Rolling Out

R. Kelly’s ex-employees turn over 20 tapes of underage girls to feds

R. Kelly's ex-employees turn over 20 tapes of underage girls to feds
Singer R. Kelly. (Photo: Instagram-@rkelly)

If you want to know how the U.S. Department of Justice scored multiple federal indictments on R. Kelly, look no further than the people who used to draw checks from the embattled superstar singer.

According to TMZ, former Kelly employees handed over 20 videotapes that show the “I Believe I Can Fly” singer allegedly engaging in various sex acts with underage girls on multiple occasions for many years.


Gerald Griggs, the attorney who represents Joycelyn Savage’s family, said R. Kelly’s inner circle flipped and turned state’s evidence against Kelly to the Federal Bureau of Investigation, TMZ reports. The evidence was then turned over to prosecutors in the U.S. Attorney’s Office in the Northern District of Illinois, who then shared the tapes with a grand jury to get the 13-count indictment of R. Kelly.

As rolling out reported, R. Kelly was arrested yet again on Thursday, July 10, to answer the indictments from the state of Illinois on four charges of producing child pornography and two counts of receiving child pornography in the 13-count indictment.


And if that’s not enough, Robert Sylvester Kelly, 52, still has to face another five-count indictment from the Eastern District of New York on racketeering and four counts of violations under the Mann Act (transporting people across state lines for sexual purposes). Both federal prosecutorial bodies want Kelly kept in federal confinement until his trial.

Some in the public are calling for the heads of the employees who allegedly aided and abetted Kelly in committing these heinous crimes for three decades. When The Shade Room posted the story on its Instagram page, multiple followers went off on the people who “turned a dime” on Kelly after living off of Kelly for years.

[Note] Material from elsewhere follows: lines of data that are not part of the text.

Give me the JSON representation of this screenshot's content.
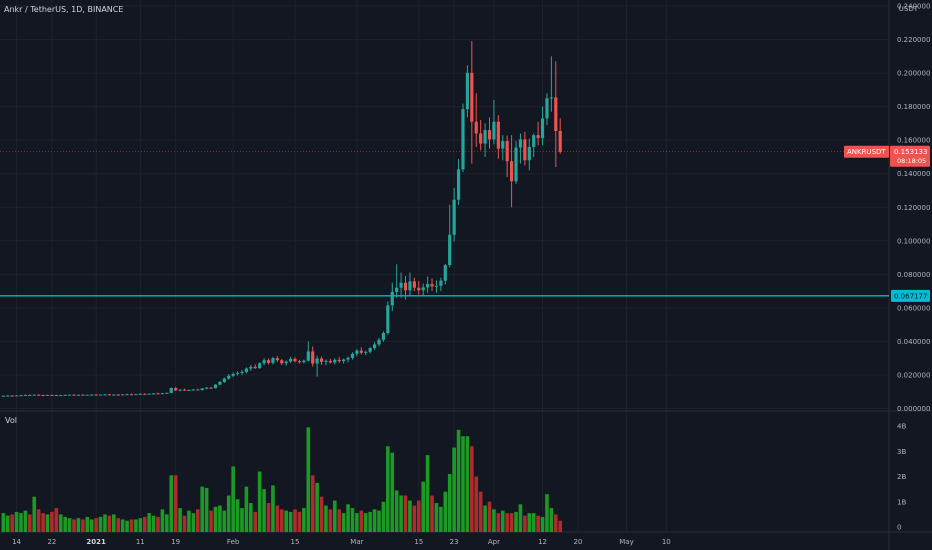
{
  "header": {
    "symbol": "Ankr / TetherUS",
    "interval": "1D",
    "exchange": "BINANCE"
  },
  "price_axis": {
    "unit": "USDT",
    "ticks": [
      "0.240000",
      "0.220000",
      "0.200000",
      "0.180000",
      "0.160000",
      "0.140000",
      "0.120000",
      "0.100000",
      "0.080000",
      "0.060000",
      "0.040000",
      "0.020000",
      "0.000000"
    ]
  },
  "volume_axis": {
    "label": "Vol",
    "ticks": [
      "4B",
      "3B",
      "2B",
      "1B",
      "0"
    ]
  },
  "time_axis": {
    "ticks": [
      "14",
      "22",
      "2021",
      "11",
      "19",
      "Feb",
      "15",
      "Mar",
      "15",
      "23",
      "Apr",
      "12",
      "20",
      "May",
      "10"
    ]
  },
  "markers": {
    "current_price": {
      "symbol": "ANKRUSDT",
      "price": "0.153133",
      "countdown": "08:18:05"
    },
    "horizontal_line": {
      "price": "0.067177"
    }
  },
  "colors": {
    "background": "#131722",
    "up": "#26a69a",
    "down": "#ef5350",
    "volume_up": "#1b9a24",
    "volume_down": "#b02a2e",
    "hline": "#00bcd4",
    "grid": "#1e222d"
  },
  "chart_data": {
    "type": "candlestick",
    "price_range": [
      -0.0015,
      0.2436
    ],
    "volume_range": [
      0,
      4400000000
    ],
    "x_start": "2020-12-11",
    "date_labels": [
      {
        "label": "14",
        "date": "2020-12-14"
      },
      {
        "label": "22",
        "date": "2020-12-22"
      },
      {
        "label": "2021",
        "date": "2021-01-01"
      },
      {
        "label": "11",
        "date": "2021-01-11"
      },
      {
        "label": "19",
        "date": "2021-01-19"
      },
      {
        "label": "Feb",
        "date": "2021-02-01"
      },
      {
        "label": "15",
        "date": "2021-02-15"
      },
      {
        "label": "Mar",
        "date": "2021-03-01"
      },
      {
        "label": "15",
        "date": "2021-03-15"
      },
      {
        "label": "23",
        "date": "2021-03-23"
      },
      {
        "label": "Apr",
        "date": "2021-04-01"
      },
      {
        "label": "12",
        "date": "2021-04-12"
      },
      {
        "label": "20",
        "date": "2021-04-20"
      },
      {
        "label": "May",
        "date": "2021-05-01"
      },
      {
        "label": "10",
        "date": "2021-05-10"
      }
    ],
    "series": [
      {
        "name": "ANKRUSDT",
        "points": [
          [
            0.0075,
            0.0078,
            0.0072,
            0.0076,
            0.55
          ],
          [
            0.0076,
            0.0079,
            0.0073,
            0.0077,
            0.45
          ],
          [
            0.0077,
            0.0079,
            0.0074,
            0.0075,
            0.5
          ],
          [
            0.0075,
            0.008,
            0.0074,
            0.0078,
            0.6
          ],
          [
            0.0078,
            0.0081,
            0.0076,
            0.0079,
            0.55
          ],
          [
            0.0079,
            0.0083,
            0.0077,
            0.0081,
            0.65
          ],
          [
            0.0081,
            0.0084,
            0.0078,
            0.008,
            0.5
          ],
          [
            0.008,
            0.0083,
            0.0078,
            0.0082,
            1.2
          ],
          [
            0.0082,
            0.0085,
            0.0079,
            0.008,
            0.7
          ],
          [
            0.008,
            0.0083,
            0.0078,
            0.0079,
            0.55
          ],
          [
            0.0079,
            0.0082,
            0.0077,
            0.0081,
            0.5
          ],
          [
            0.0081,
            0.0083,
            0.0078,
            0.008,
            0.6
          ],
          [
            0.008,
            0.0082,
            0.0077,
            0.0078,
            0.75
          ],
          [
            0.0078,
            0.0081,
            0.0076,
            0.008,
            0.5
          ],
          [
            0.008,
            0.0082,
            0.0078,
            0.0081,
            0.4
          ],
          [
            0.0081,
            0.0084,
            0.0079,
            0.0082,
            0.35
          ],
          [
            0.0082,
            0.0085,
            0.008,
            0.008,
            0.3
          ],
          [
            0.008,
            0.0083,
            0.0078,
            0.0082,
            0.35
          ],
          [
            0.0082,
            0.0085,
            0.008,
            0.0081,
            0.3
          ],
          [
            0.0081,
            0.0083,
            0.0079,
            0.0082,
            0.4
          ],
          [
            0.0082,
            0.0085,
            0.008,
            0.0083,
            0.3
          ],
          [
            0.0083,
            0.0086,
            0.008,
            0.0081,
            0.35
          ],
          [
            0.0081,
            0.0084,
            0.0079,
            0.0083,
            0.4
          ],
          [
            0.0083,
            0.0086,
            0.0081,
            0.0084,
            0.5
          ],
          [
            0.0084,
            0.0087,
            0.0081,
            0.0082,
            0.45
          ],
          [
            0.0082,
            0.0085,
            0.008,
            0.0083,
            0.5
          ],
          [
            0.0083,
            0.0086,
            0.0081,
            0.0082,
            0.35
          ],
          [
            0.0082,
            0.0085,
            0.008,
            0.0084,
            0.3
          ],
          [
            0.0084,
            0.0088,
            0.0082,
            0.0085,
            0.25
          ],
          [
            0.0085,
            0.0089,
            0.0083,
            0.0084,
            0.3
          ],
          [
            0.0084,
            0.0087,
            0.0082,
            0.0086,
            0.3
          ],
          [
            0.0086,
            0.009,
            0.0084,
            0.0087,
            0.35
          ],
          [
            0.0087,
            0.0091,
            0.0085,
            0.0085,
            0.4
          ],
          [
            0.0085,
            0.0089,
            0.0083,
            0.0088,
            0.55
          ],
          [
            0.0088,
            0.0092,
            0.0086,
            0.009,
            0.45
          ],
          [
            0.009,
            0.0094,
            0.0087,
            0.0089,
            0.4
          ],
          [
            0.0089,
            0.0093,
            0.0087,
            0.0091,
            0.7
          ],
          [
            0.0091,
            0.0095,
            0.0089,
            0.0093,
            0.5
          ],
          [
            0.0093,
            0.0125,
            0.0091,
            0.0122,
            2.05
          ],
          [
            0.0122,
            0.0128,
            0.0104,
            0.0108,
            2.05
          ],
          [
            0.0108,
            0.0115,
            0.0102,
            0.0112,
            0.75
          ],
          [
            0.0112,
            0.0118,
            0.0106,
            0.0109,
            0.45
          ],
          [
            0.0109,
            0.0114,
            0.0104,
            0.0111,
            0.65
          ],
          [
            0.0111,
            0.0116,
            0.0107,
            0.0113,
            0.55
          ],
          [
            0.0113,
            0.0118,
            0.0108,
            0.011,
            0.7
          ],
          [
            0.011,
            0.0122,
            0.0107,
            0.012,
            1.6
          ],
          [
            0.012,
            0.0128,
            0.0115,
            0.0124,
            1.55
          ],
          [
            0.0124,
            0.0128,
            0.0118,
            0.0121,
            0.65
          ],
          [
            0.0121,
            0.0145,
            0.0119,
            0.0142,
            0.8
          ],
          [
            0.0142,
            0.0165,
            0.0138,
            0.0158,
            0.85
          ],
          [
            0.0158,
            0.0185,
            0.0152,
            0.0178,
            0.65
          ],
          [
            0.0178,
            0.0205,
            0.0172,
            0.0195,
            1.25
          ],
          [
            0.0195,
            0.0215,
            0.0187,
            0.0206,
            2.4
          ],
          [
            0.0206,
            0.0222,
            0.0196,
            0.0212,
            1.1
          ],
          [
            0.0212,
            0.023,
            0.02,
            0.0218,
            0.75
          ],
          [
            0.0218,
            0.0245,
            0.0209,
            0.0238,
            1.6
          ],
          [
            0.0238,
            0.026,
            0.0225,
            0.0248,
            0.95
          ],
          [
            0.0248,
            0.0262,
            0.0235,
            0.0241,
            0.6
          ],
          [
            0.0241,
            0.0275,
            0.0236,
            0.027,
            2.2
          ],
          [
            0.027,
            0.03,
            0.0258,
            0.0288,
            1.5
          ],
          [
            0.0288,
            0.0298,
            0.0262,
            0.0272,
            0.95
          ],
          [
            0.0272,
            0.0308,
            0.0262,
            0.03,
            1.65
          ],
          [
            0.03,
            0.0312,
            0.0278,
            0.0288,
            0.85
          ],
          [
            0.0288,
            0.0295,
            0.0258,
            0.027,
            0.7
          ],
          [
            0.027,
            0.0286,
            0.0255,
            0.028,
            0.65
          ],
          [
            0.028,
            0.0308,
            0.0272,
            0.0296,
            0.6
          ],
          [
            0.0296,
            0.0305,
            0.0275,
            0.0282,
            0.7
          ],
          [
            0.0282,
            0.029,
            0.0268,
            0.0276,
            0.6
          ],
          [
            0.0276,
            0.0292,
            0.0268,
            0.0285,
            0.75
          ],
          [
            0.0285,
            0.04,
            0.028,
            0.034,
            3.95
          ],
          [
            0.034,
            0.037,
            0.025,
            0.0268,
            2.05
          ],
          [
            0.0268,
            0.0315,
            0.019,
            0.0298,
            1.75
          ],
          [
            0.0298,
            0.031,
            0.026,
            0.0278,
            1.2
          ],
          [
            0.0278,
            0.0292,
            0.0258,
            0.0284,
            0.85
          ],
          [
            0.0284,
            0.0296,
            0.0268,
            0.0275,
            0.7
          ],
          [
            0.0275,
            0.0299,
            0.0262,
            0.029,
            1.05
          ],
          [
            0.029,
            0.0306,
            0.0271,
            0.0282,
            0.7
          ],
          [
            0.0282,
            0.0298,
            0.0268,
            0.0292,
            0.55
          ],
          [
            0.0292,
            0.031,
            0.0275,
            0.0302,
            0.9
          ],
          [
            0.0302,
            0.0335,
            0.0292,
            0.0326,
            0.75
          ],
          [
            0.0326,
            0.0354,
            0.0312,
            0.0345,
            0.55
          ],
          [
            0.0345,
            0.0365,
            0.0322,
            0.0332,
            0.65
          ],
          [
            0.0332,
            0.0345,
            0.0318,
            0.0338,
            0.55
          ],
          [
            0.0338,
            0.0368,
            0.0328,
            0.036,
            0.6
          ],
          [
            0.036,
            0.0395,
            0.0348,
            0.0382,
            0.7
          ],
          [
            0.0382,
            0.042,
            0.037,
            0.041,
            0.65
          ],
          [
            0.041,
            0.046,
            0.0398,
            0.045,
            1.0
          ],
          [
            0.045,
            0.0638,
            0.044,
            0.0615,
            3.2
          ],
          [
            0.0615,
            0.075,
            0.058,
            0.0695,
            2.95
          ],
          [
            0.0695,
            0.086,
            0.066,
            0.072,
            1.45
          ],
          [
            0.072,
            0.081,
            0.066,
            0.075,
            1.25
          ],
          [
            0.075,
            0.079,
            0.065,
            0.0705,
            1.25
          ],
          [
            0.0705,
            0.081,
            0.067,
            0.0758,
            1.05
          ],
          [
            0.0758,
            0.078,
            0.07,
            0.072,
            0.85
          ],
          [
            0.072,
            0.076,
            0.068,
            0.0705,
            1.05
          ],
          [
            0.0705,
            0.0745,
            0.067,
            0.0722,
            1.8
          ],
          [
            0.0722,
            0.0788,
            0.069,
            0.0742,
            2.85
          ],
          [
            0.0742,
            0.0775,
            0.07,
            0.0728,
            1.25
          ],
          [
            0.0728,
            0.0764,
            0.069,
            0.0732,
            0.95
          ],
          [
            0.0732,
            0.078,
            0.07,
            0.0762,
            0.8
          ],
          [
            0.0762,
            0.0862,
            0.074,
            0.0855,
            1.4
          ],
          [
            0.0855,
            0.1215,
            0.0842,
            0.1036,
            2.1
          ],
          [
            0.1036,
            0.1316,
            0.0996,
            0.1245,
            3.15
          ],
          [
            0.1245,
            0.1488,
            0.1214,
            0.1426,
            3.85
          ],
          [
            0.1426,
            0.1818,
            0.141,
            0.1785,
            3.6
          ],
          [
            0.1785,
            0.2046,
            0.1736,
            0.2002,
            3.6
          ],
          [
            0.2002,
            0.2192,
            0.146,
            0.171,
            3.2
          ],
          [
            0.171,
            0.188,
            0.156,
            0.164,
            2.0
          ],
          [
            0.164,
            0.172,
            0.154,
            0.158,
            1.4
          ],
          [
            0.158,
            0.17,
            0.15,
            0.166,
            0.85
          ],
          [
            0.166,
            0.1735,
            0.155,
            0.1605,
            1.0
          ],
          [
            0.1605,
            0.184,
            0.1575,
            0.171,
            0.7
          ],
          [
            0.171,
            0.175,
            0.149,
            0.155,
            0.55
          ],
          [
            0.155,
            0.163,
            0.148,
            0.1595,
            0.65
          ],
          [
            0.1595,
            0.1628,
            0.138,
            0.1475,
            0.55
          ],
          [
            0.1475,
            0.163,
            0.12,
            0.1355,
            0.55
          ],
          [
            0.1355,
            0.1595,
            0.134,
            0.1556,
            0.6
          ],
          [
            0.1556,
            0.164,
            0.146,
            0.1605,
            0.9
          ],
          [
            0.1605,
            0.165,
            0.145,
            0.148,
            0.45
          ],
          [
            0.148,
            0.161,
            0.142,
            0.156,
            0.55
          ],
          [
            0.156,
            0.164,
            0.15,
            0.163,
            0.55
          ],
          [
            0.163,
            0.171,
            0.157,
            0.1612,
            0.45
          ],
          [
            0.1612,
            0.18,
            0.157,
            0.173,
            0.4
          ],
          [
            0.173,
            0.188,
            0.169,
            0.185,
            1.3
          ],
          [
            0.185,
            0.21,
            0.177,
            0.1855,
            0.75
          ],
          [
            0.1855,
            0.207,
            0.144,
            0.1655,
            0.5
          ],
          [
            0.1655,
            0.173,
            0.152,
            0.1531,
            0.25
          ]
        ]
      }
    ]
  }
}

One stated in the IG comments section: “but when they were his employees they were ok with it? Send them to jail too.”

A second follower asked, “So the employees aren’t getting detained for keeping those tapes for so long?”

“Arrest the employees … why did they have those tapes,’ and a person said, “They need to go to jail too like u held on to it u just as guilty,” asked a third.

“They were really holding onto these tapes for all these years 🤔 lock them up too,” commented yet another.